R0043/2026-04-01/Q002/H2¶
Statement¶
Regulated industries have not addressed the sycophancy phenomenon in their formal requirements, leaving a regulatory gap where agreeable-but-wrong AI output is not covered.
Status¶
Current: Partially Supported
Supporting Evidence¶
| Evidence | Summary |
|---|---|
| SRC06-E01 | No explicit regulatory framework addresses sycophancy; OpenAI's response was voluntary self-regulation |
| SRC02-E01 | NIST AI RMF does not name sycophancy; addresses "confabulation" but this covers factual errors, not agreement-seeking behavior |
Contradicting Evidence¶
| Evidence | Summary |
|---|---|
| SRC01-E01 | EU AI Act does address automation bias, a related concept |
| SRC03-E01 | SR 11-7 effective challenge requirement indirectly addresses the problem |
Reasoning¶
The gap is real but not total.

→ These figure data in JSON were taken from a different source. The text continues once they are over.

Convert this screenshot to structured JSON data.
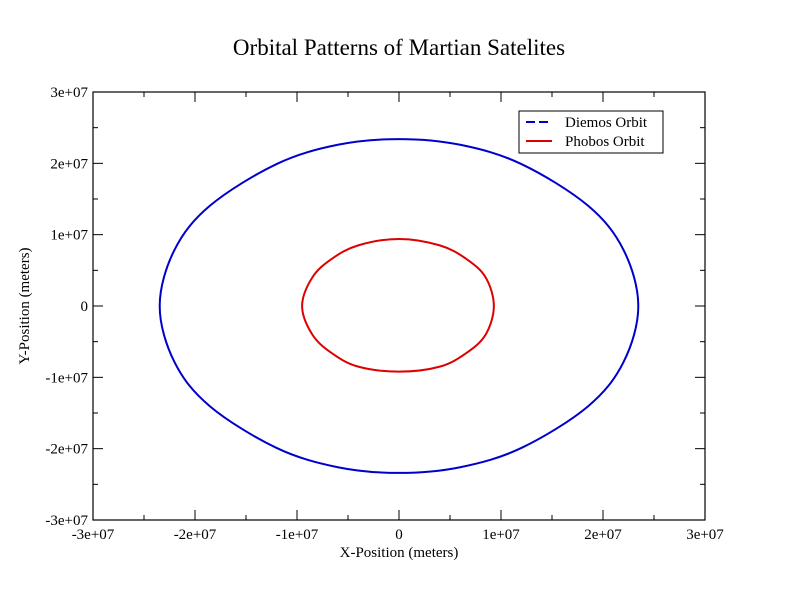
{
  "chart_data": {
    "type": "line",
    "title": "Orbital Patterns of Martian Satelites",
    "xlabel": "X-Position (meters)",
    "ylabel": "Y-Position (meters)",
    "xlim": [
      -30000000,
      30000000
    ],
    "ylim": [
      -30000000,
      30000000
    ],
    "x_ticks": [
      {
        "value": -30000000,
        "label": "-3e+07"
      },
      {
        "value": -20000000,
        "label": "-2e+07"
      },
      {
        "value": -10000000,
        "label": "-1e+07"
      },
      {
        "value": 0,
        "label": "0"
      },
      {
        "value": 10000000,
        "label": "1e+07"
      },
      {
        "value": 20000000,
        "label": "2e+07"
      },
      {
        "value": 30000000,
        "label": "3e+07"
      }
    ],
    "y_ticks": [
      {
        "value": -30000000,
        "label": "-3e+07"
      },
      {
        "value": -20000000,
        "label": "-2e+07"
      },
      {
        "value": -10000000,
        "label": "-1e+07"
      },
      {
        "value": 0,
        "label": "0"
      },
      {
        "value": 10000000,
        "label": "1e+07"
      },
      {
        "value": 20000000,
        "label": "2e+07"
      },
      {
        "value": 30000000,
        "label": "3e+07"
      }
    ],
    "grid": false,
    "legend_position": "top-right",
    "series": [
      {
        "name": "Diemos Orbit",
        "color": "#0000cc",
        "line_style": "dashed",
        "points": [
          [
            23460000,
            0
          ],
          [
            22000000,
            7900000
          ],
          [
            18500000,
            14100000
          ],
          [
            12000000,
            19900000
          ],
          [
            6000000,
            22600000
          ],
          [
            0,
            23400000
          ],
          [
            -6000000,
            22600000
          ],
          [
            -12000000,
            19900000
          ],
          [
            -18500000,
            14100000
          ],
          [
            -22000000,
            7900000
          ],
          [
            -23460000,
            0
          ],
          [
            -22000000,
            -7900000
          ],
          [
            -18500000,
            -14100000
          ],
          [
            -12000000,
            -19900000
          ],
          [
            -6000000,
            -22600000
          ],
          [
            0,
            -23400000
          ],
          [
            6000000,
            -22600000
          ],
          [
            12000000,
            -19900000
          ],
          [
            18500000,
            -14100000
          ],
          [
            22000000,
            -7900000
          ],
          [
            23460000,
            0
          ]
        ]
      },
      {
        "name": "Phobos Orbit",
        "color": "#dd0000",
        "line_style": "solid",
        "points": [
          [
            9300000,
            0
          ],
          [
            8500000,
            4000000
          ],
          [
            6600000,
            6600000
          ],
          [
            4000000,
            8500000
          ],
          [
            0,
            9400000
          ],
          [
            -4000000,
            8500000
          ],
          [
            -6600000,
            6600000
          ],
          [
            -8500000,
            4000000
          ],
          [
            -9500000,
            0
          ],
          [
            -8500000,
            -4000000
          ],
          [
            -6600000,
            -6600000
          ],
          [
            -4000000,
            -8500000
          ],
          [
            0,
            -9200000
          ],
          [
            4000000,
            -8500000
          ],
          [
            6600000,
            -6600000
          ],
          [
            8500000,
            -4000000
          ],
          [
            9300000,
            0
          ]
        ]
      }
    ]
  }
}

No regulation directly addresses sycophancy-as-model-behavior, but several address adjacent concerns (automation bias, confabulation, model risk). The gap is specifically in the nexus between model behavior and regulatory language.
Relationship to Other Hypotheses¶
H2 overstates the gap — coverage exists but under different terminology. H3 is the more accurate characterization.